La forma de exponer el género, la calidad de éste, el lenguaje de los vendedores, las estrategias de venta y los precios variaban sólo con cruzar una calle o cambiar de pueblo. Si querías un queso determinado, tenías que atravesar tu ciudad e irte a esa quesería donde ibas a encontrarlo.
Comprarlo y degustarlo era todo un acontecimiento. La persona encargada de venderte ese queso era un especialista. Alguien que sabía exactamente lo que estaba vendiendo, y a quien podías preguntar qué ingredientes, condimentos y elaboración tenía ese producto.
Y él, o ella, estaba orgulloso de desvelarte hasta el nombre de las vacas. No quiero sonar a esas abuelas que después de hacer una exposición de cómo eran las cosas en el pasado, te sueltan «hoy ya nada es igual».

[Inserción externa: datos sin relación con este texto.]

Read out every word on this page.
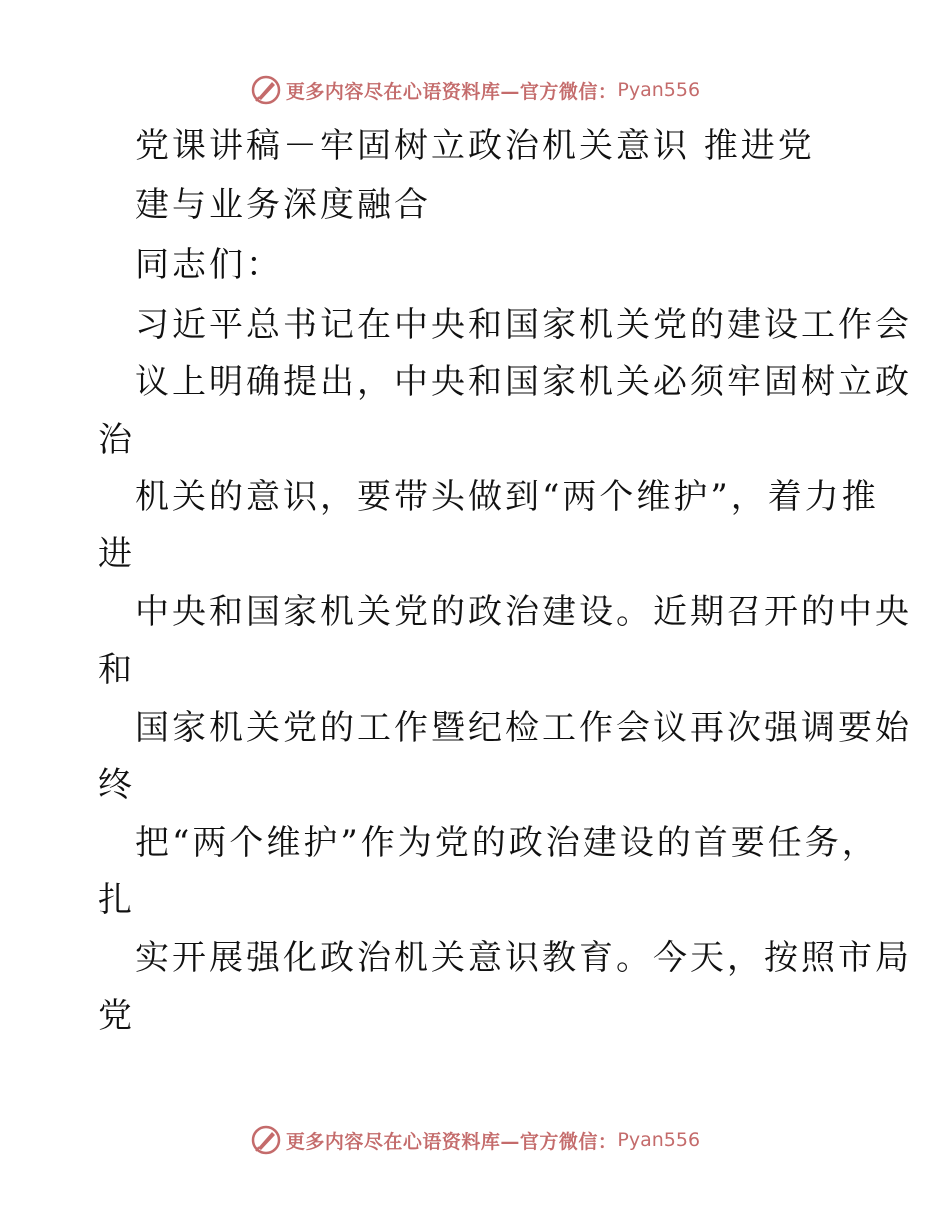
更多内容尽在心语资料库—官方微信： Pyan556
党课讲稿－牢固树立政治机关意识 推进党
建与业务深度融合
同志们：
习近平总书记在中央和国家机关党的建设工作会
议上明确提出，中央和国家机关必须牢固树立政
治
机关的意识，要带头做到“两个维护”，着力推
进
中央和国家机关党的政治建设。近期召开的中央
和
国家机关党的工作暨纪检工作会议再次强调要始
终
把“两个维护”作为党的政治建设的首要任务，
扎
实开展强化政治机关意识教育。今天，按照市局
党
更多内容尽在心语资料库—官方微信： Pyan556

Pero, efectivamente, hoy ya nada es igual. Los centros comerciales son la antesala de comprarlo todo por internet. Es exactamente lo mismo que consultar un catálogo desde casa y darle al clic desde tu sofá. Comprar así es tan estimulante como una biela de camión.
Los centros comerciales nos han traído una especie que ha ido carcomiendo hasta la defunción al comercio tradicional, han extendido un veneno que ya exterminó para siempre a aquellos vendedores de mi barrio con bata azul y lápiz en la oreja que echaban las cuentas en un pedazo de papel reciclado, el principal depredador de nuestra forma de vida diferenciada. Y esa plaga tiene un nombre: las franquicias.
Las franquicias recrean en todos los rincones del planeta los mismos olores, la misma luz, los mismos ruidos, la misma temperatura, los mismos precios y el mismo irritante hilo musical. ¿De verdad que preferimos las máquinas de su turno a darnos la vez?